A Musical Eclipse

What ticking clocks can teach us about relationships

Luke Blackburn
2 min readFeb 14, 2016

You can learn a lot about relationships by sitting in a quiet room and listening to two clocks tick.

One of them might be a bit louder than the other. One might have a tick tock. The other, just a lonely tick. One might have a more melodic chime. The gears and inner mechanics are likely different and thus they have unique ticking rhythms. But the key is the joined rhythm and the song they create together.

Like most of the important things in life, this joined rhythm lives out it’s existence in cycles. One of the clocks sets the pace and the other fills in the gaps.

If you listen long enough, you can experience the full cycle. A majority of the time it sounds like a dynamic and changing beat. Not quite a perfect unison, but it’s pleasing and you can hear cooperation and even structure.

You can differentiate the two clocks.

The low point is when it sounds not only like total chaos, but as if both clocks momentarily forget that their combined song is sweeter than either song they could play alone. But luckily, this is a just a small percentage of the full cycle.

Alternatively, you will notice that on the other side of the circle, the clocks are ticking in synchronized perfection. It’s the rare sweet spot when both are ticking along as they were designed, and yet there is no chaos.

They work as one.

Like a musical eclipse, it is a seemingly reduced rhythm as they tick to a nearly identical beat.
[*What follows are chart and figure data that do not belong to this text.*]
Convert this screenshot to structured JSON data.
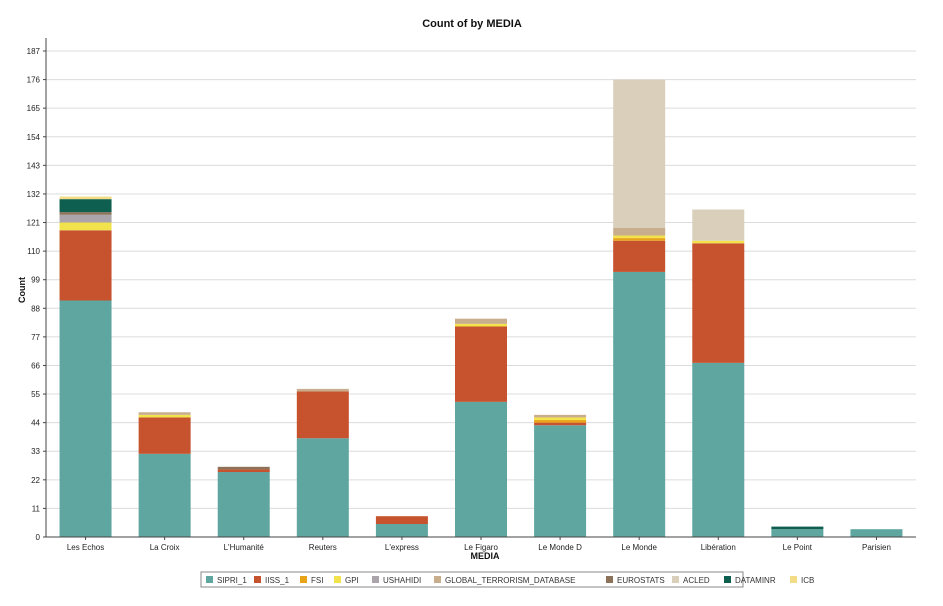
{
  "chart_data": {
    "type": "bar",
    "stacked": true,
    "title": "Count of  by MEDIA",
    "xlabel": "MEDIA",
    "ylabel": "Count",
    "ylim": [
      0,
      192
    ],
    "yticks": [
      0,
      11,
      22,
      33,
      44,
      55,
      66,
      77,
      88,
      99,
      110,
      121,
      132,
      143,
      154,
      165,
      176,
      187
    ],
    "grid": true,
    "legend_position": "bottom",
    "categories": [
      "Les Echos",
      "La Croix",
      "L'Humanité",
      "Reuters",
      "L'express",
      "Le Figaro",
      "Le Monde D",
      "Le Monde",
      "Libération",
      "Le Point",
      "Parisien"
    ],
    "series": [
      {
        "name": "SIPRI_1",
        "color": "#5fa6a0",
        "values": [
          91,
          32,
          25,
          38,
          5,
          52,
          43,
          102,
          67,
          3,
          3
        ]
      },
      {
        "name": "IISS_1",
        "color": "#c6522e",
        "values": [
          27,
          14,
          1,
          18,
          3,
          29,
          1,
          12,
          46,
          0,
          0
        ]
      },
      {
        "name": "FSI",
        "color": "#e8a317",
        "values": [
          0,
          0,
          0,
          0,
          0,
          0,
          1,
          1,
          0,
          0,
          0
        ]
      },
      {
        "name": "GPI",
        "color": "#f2e24c",
        "values": [
          3,
          1,
          0,
          0,
          0,
          1,
          1,
          1,
          1,
          0,
          0
        ]
      },
      {
        "name": "USHAHIDI",
        "color": "#aba4aa",
        "values": [
          3,
          0,
          0,
          0,
          0,
          0,
          0,
          0,
          0,
          0,
          0
        ]
      },
      {
        "name": "GLOBAL_TERRORISM_DATABASE",
        "color": "#c9ae8e",
        "values": [
          0,
          1,
          0,
          1,
          0,
          2,
          1,
          3,
          0,
          0,
          0
        ]
      },
      {
        "name": "EUROSTATS",
        "color": "#8c7259",
        "values": [
          1,
          0,
          1,
          0,
          0,
          0,
          0,
          0,
          0,
          0,
          0
        ]
      },
      {
        "name": "ACLED",
        "color": "#d9cfba",
        "values": [
          0,
          0,
          0,
          0,
          0,
          0,
          0,
          57,
          12,
          0,
          0
        ]
      },
      {
        "name": "DATAMINR",
        "color": "#0e5f4f",
        "values": [
          5,
          0,
          0,
          0,
          0,
          0,
          0,
          0,
          0,
          1,
          0
        ]
      },
      {
        "name": "ICB",
        "color": "#f3dc86",
        "values": [
          1,
          0,
          0,
          0,
          0,
          0,
          0,
          0,
          0,
          0,
          0
        ]
      }
    ]
  }
}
Perfection is achieved, not when there is nothing more to add, but when there is nothing left to take away.

-Antoine de Saint-Exupery

One cannot expect this all the time. After all, they are different. Their function is the same, but their designer gave them uniqueness and personality.

But if you understand the nature of the cycle, the hope of unison can ease the struggles through chaos.

Wisdom is not hidden. Open your eyes and ears to the ordinary, along with the unique.